Now that the tide was turning rapidly towards peace and victory, a call was being made so stupendous and half mystical that perhaps women could best hear and understand since their ears are attuned to children’s unworded, sobbed wants. It was the call to declare themselves as gray angels and to work together for the banishment of the good time menace, to show the world, non-fighting and veterans, that it is good to be ordinary, to return to “life as usual” instead of staying breathless with excitement, unjustly halo-clad, scornful of humdrum duties and rebelling at the inevitable readjustment. By this women should come to see things as they are, not as they would wish them to be.

Dusk crept on Thurley unawares. She started up as the maid came in to hand her a telegram. She knew before she opened it. Miss Clergy was dead.


CHAPTER XXXVII

“She went to sleep-like,” Ali Baba told her, after the simple funeral. “She wasn’t what you would call in pain—just sighing and calling for people dead these forty years. She says to Hopeful, ‘The Watcher of the Dead has seen me’—and we knew then it was the end.”

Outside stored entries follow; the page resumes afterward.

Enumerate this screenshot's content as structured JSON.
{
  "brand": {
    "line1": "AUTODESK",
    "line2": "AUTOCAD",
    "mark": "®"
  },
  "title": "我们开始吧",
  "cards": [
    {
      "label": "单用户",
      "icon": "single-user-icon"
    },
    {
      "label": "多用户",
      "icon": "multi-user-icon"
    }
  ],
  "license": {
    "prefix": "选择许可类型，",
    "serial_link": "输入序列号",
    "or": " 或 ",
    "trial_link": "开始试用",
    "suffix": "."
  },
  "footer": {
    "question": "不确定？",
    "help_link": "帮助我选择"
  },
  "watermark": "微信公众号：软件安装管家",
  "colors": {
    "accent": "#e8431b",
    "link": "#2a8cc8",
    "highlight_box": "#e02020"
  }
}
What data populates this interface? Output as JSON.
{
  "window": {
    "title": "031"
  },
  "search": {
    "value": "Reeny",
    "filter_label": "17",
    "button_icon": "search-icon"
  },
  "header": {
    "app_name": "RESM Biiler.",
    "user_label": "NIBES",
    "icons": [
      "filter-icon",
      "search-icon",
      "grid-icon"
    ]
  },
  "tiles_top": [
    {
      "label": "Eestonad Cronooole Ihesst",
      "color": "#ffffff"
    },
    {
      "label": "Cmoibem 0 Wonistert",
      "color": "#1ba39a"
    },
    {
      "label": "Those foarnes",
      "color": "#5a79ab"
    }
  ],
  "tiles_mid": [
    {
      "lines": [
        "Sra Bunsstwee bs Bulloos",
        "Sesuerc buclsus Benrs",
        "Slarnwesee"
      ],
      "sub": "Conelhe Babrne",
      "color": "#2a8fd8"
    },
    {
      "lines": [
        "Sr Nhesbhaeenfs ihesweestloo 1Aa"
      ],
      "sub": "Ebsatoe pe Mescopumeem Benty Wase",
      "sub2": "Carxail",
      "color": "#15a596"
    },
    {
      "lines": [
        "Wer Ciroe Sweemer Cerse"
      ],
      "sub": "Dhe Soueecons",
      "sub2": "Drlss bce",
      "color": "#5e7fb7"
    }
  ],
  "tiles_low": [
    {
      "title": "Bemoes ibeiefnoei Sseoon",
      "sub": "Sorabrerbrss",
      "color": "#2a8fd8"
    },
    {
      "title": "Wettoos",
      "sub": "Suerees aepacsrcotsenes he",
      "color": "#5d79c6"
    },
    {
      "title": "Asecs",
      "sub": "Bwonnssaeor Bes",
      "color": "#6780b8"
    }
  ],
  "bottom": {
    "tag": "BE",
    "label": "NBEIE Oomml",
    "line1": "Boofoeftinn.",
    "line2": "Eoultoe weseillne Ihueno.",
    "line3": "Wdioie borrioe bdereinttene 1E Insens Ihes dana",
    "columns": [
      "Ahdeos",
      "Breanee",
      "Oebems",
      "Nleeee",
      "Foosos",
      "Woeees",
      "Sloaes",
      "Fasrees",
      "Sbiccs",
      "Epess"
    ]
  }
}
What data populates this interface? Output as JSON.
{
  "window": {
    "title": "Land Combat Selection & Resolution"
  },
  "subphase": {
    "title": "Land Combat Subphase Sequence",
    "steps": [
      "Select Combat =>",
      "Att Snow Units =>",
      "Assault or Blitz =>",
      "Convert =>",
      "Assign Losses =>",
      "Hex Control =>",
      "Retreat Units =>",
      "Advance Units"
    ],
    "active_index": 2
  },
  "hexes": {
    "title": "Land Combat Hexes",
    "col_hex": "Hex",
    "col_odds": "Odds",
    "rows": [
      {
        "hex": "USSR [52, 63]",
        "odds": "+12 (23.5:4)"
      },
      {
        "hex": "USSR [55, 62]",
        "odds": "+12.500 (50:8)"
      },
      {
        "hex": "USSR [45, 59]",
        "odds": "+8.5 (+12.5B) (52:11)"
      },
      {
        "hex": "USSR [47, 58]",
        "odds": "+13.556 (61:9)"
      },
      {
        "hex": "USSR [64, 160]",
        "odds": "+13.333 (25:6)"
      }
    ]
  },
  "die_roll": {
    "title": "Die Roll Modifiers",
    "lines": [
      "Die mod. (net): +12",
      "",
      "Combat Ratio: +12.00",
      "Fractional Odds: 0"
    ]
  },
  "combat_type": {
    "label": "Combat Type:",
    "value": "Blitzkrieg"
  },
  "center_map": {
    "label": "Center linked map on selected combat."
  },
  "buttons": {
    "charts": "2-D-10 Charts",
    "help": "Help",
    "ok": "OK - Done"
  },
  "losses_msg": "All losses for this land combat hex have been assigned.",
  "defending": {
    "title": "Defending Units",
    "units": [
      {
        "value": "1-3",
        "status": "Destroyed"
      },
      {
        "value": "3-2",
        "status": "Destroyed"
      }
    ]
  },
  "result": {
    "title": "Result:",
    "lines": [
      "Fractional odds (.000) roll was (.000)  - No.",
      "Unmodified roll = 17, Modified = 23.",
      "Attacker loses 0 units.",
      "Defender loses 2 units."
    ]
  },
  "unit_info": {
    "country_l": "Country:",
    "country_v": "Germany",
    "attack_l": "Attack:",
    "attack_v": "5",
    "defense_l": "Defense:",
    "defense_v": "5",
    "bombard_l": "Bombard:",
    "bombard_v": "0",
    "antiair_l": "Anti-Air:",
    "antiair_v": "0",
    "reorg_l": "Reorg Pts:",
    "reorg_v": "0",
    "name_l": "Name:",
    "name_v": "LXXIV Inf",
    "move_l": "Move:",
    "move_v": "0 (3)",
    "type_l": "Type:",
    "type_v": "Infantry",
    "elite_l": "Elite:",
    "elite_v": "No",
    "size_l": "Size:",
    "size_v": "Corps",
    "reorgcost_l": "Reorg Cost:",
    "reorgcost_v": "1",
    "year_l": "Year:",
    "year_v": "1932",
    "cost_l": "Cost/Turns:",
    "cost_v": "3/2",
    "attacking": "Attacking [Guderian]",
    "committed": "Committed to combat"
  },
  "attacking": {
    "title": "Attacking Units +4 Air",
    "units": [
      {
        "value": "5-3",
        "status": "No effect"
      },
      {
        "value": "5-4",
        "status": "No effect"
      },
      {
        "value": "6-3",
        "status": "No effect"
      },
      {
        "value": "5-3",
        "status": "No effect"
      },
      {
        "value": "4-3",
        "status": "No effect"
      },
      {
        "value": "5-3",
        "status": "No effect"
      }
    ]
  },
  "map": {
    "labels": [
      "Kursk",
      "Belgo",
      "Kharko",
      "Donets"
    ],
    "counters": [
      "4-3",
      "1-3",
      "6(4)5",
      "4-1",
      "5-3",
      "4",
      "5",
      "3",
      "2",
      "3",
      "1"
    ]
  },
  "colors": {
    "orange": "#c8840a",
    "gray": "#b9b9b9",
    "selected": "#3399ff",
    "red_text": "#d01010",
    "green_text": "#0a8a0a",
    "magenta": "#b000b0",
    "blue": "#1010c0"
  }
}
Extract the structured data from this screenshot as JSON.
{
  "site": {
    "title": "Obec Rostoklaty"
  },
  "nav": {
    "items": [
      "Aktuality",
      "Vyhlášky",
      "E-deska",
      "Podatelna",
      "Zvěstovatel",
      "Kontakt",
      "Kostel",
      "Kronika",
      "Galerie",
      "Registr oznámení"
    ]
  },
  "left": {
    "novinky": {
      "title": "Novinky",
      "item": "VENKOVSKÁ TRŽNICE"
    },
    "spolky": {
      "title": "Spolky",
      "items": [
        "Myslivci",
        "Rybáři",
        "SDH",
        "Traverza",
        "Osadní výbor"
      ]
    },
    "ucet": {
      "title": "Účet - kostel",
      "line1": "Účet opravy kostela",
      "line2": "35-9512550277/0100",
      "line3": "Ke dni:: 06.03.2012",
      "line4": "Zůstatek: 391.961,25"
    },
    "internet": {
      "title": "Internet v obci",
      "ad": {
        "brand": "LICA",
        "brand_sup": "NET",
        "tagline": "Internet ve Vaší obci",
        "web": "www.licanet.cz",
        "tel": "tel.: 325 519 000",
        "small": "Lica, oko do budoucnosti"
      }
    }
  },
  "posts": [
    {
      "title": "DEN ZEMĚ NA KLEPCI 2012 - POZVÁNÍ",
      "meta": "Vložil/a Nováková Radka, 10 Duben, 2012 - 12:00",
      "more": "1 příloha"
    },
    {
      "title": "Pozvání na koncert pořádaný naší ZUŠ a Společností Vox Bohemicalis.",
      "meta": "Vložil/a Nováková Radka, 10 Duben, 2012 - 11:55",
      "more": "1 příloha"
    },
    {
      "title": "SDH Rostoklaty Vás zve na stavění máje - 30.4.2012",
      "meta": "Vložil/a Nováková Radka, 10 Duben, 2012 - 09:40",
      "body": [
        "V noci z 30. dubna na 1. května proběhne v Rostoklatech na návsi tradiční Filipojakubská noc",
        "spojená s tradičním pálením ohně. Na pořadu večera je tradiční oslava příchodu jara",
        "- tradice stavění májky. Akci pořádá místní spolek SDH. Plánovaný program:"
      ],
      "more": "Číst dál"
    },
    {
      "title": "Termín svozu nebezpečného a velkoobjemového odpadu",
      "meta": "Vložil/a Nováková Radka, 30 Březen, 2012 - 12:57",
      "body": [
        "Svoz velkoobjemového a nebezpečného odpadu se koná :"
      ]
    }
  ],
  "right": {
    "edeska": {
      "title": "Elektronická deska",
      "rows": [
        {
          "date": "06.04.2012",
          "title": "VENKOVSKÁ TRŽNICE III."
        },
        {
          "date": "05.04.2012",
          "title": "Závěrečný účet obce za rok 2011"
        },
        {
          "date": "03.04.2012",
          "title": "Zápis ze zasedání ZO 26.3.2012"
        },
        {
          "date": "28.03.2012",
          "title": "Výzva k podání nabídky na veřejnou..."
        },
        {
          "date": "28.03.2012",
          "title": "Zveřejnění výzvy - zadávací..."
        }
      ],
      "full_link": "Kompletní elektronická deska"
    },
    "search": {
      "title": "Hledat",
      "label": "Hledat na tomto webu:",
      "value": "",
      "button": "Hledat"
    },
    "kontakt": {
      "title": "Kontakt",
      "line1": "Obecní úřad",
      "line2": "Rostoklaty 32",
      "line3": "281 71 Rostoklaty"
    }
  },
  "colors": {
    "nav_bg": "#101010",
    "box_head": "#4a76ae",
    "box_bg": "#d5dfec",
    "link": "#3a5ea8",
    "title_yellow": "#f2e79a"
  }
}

“What about the watcher of the dead?” Thurley said softly.

“The watcher must have some one to keep him company and when the last one that has died has stayed with him long enough and goes away, they do say the watcher goes about the village looking into faces to see in which lies the shadow of death—and he loses no time in taking him so that he will have company. Miss Clergy remembered the story. She went to sleep sayin’, ‘Tell Thurley—to—use—her—own—judgment.’”

“Ali Baba—did she—” Thurley grasped his arm.